Consumption of products packed in returnable glass has increased, owing to the increased affordability of returnable packs, amid difficult economic times and lower levels of disposable income.
South Africa’s returnable-bottle system and glass recycling initiatives divert more than two-million tons of glass away from landfill every year.
The Glass Recycling Company CEO Shabeer Jhetam explains that South Africa manufactures one-million tons of glass each year; however, three-million tons of glass packaging is placed on the market yearly.
Returnable bottles can make up to 30 trips between customers and the retailer. Once these bottles are unfit for use, they are reabsorbed into the recycling system.
The success of the returnable-bottle system largely depends on the economic situation of the country and customer preference, explains Jhetam. He states that the 330 mℓ nonreturnable glass packs are regarded as more desirable and luxurious, and that people tend to move towards these packs when finances allow for them to do so. The popularity of returnable packs is inversely proportional to the level of spending by the public, which is to say that, when budgets allow, people opt for the more expensive nonreturnable packs, Jhetam explains. Conversely, when times are not as good and levels of disposable income are lower, returnable bottles become more popular, he notes.
Commenting on the efforts of glass manufacturers regarding recycling, Jhetam says prominent glass manufacturers have invested R600-million in establishing, maintaining and upgrading automated coloured-glass processing plants.
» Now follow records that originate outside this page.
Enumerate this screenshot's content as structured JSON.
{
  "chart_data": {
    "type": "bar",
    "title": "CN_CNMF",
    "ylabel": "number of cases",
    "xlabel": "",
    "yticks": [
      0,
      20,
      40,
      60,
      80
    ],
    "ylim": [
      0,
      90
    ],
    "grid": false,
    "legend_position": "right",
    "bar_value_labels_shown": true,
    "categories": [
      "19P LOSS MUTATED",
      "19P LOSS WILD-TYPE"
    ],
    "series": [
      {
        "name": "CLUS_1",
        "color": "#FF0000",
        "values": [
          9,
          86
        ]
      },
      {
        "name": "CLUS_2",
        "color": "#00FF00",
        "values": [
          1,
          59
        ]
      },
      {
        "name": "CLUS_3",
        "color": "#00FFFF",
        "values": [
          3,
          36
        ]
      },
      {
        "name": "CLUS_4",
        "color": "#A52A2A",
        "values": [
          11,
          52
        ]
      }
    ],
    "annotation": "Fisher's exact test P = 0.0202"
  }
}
He states that these technologies make recycling easier for consumers, as they no longer have to sort glass by colour before it can be recycled. The technology used in processing plants can sort recycled glass into clear, green and amber. Owing to this, he notes, the need for three separate glass banks at recycling centres is negated and all glass can now be deposited into one bank.
Commenting on the company’s core drivers, Jhetam states that its progress has been underpinned by its desire to uplift previously disadvantaged entrepreneurs. The glass buy-back centres supported by The Glass Recycling Company provide opportunities for these entrepreneurs, as the participants involved in the buy-back centre initiative are upskilled by the company during intensive classroom and on-site training.
The training provided by the company includes logistics, finance, the general running of a business and business development. Jhetam adds that the company also goes on regular site visits to the buy-back centres, which enables further assistance and support if this is required.
The buy-back centres provide the infrastructure necessary for people to return their glass, the bulk of which is collected by glass collectors operating outside the formal industry, Jhetam states. He highlights that there are about 50 000 active glass collectors in the country.
He notes that it is part of the company’s short-term goals to assist in establishing more buy-back centres to enable more collectors from the informal sector to enter the glass recycling industry. Jhetam highlights that the company also aims to increase the number of glass banks in higher-income areas: “It is in these areas that levels of apathy regarding recycling tend to be very high.”
He states that the major driver of the company is diversion of glass away from landfill, as landfill space is finite, which makes it valuable. Using this space ultimately affects everyone, as the taxpayer has to fund this space.
Jhetam states that consumers dictate what they want. Glass has proved to be an aspirational means of packaging, owing to the purity of the substance and its being completely inert.
The transparent nature of this type of packaging is also reassuring to consumers, as they can see exactly what is inside – many people prefer glass, with premium products being packaged in the glass, he concludes.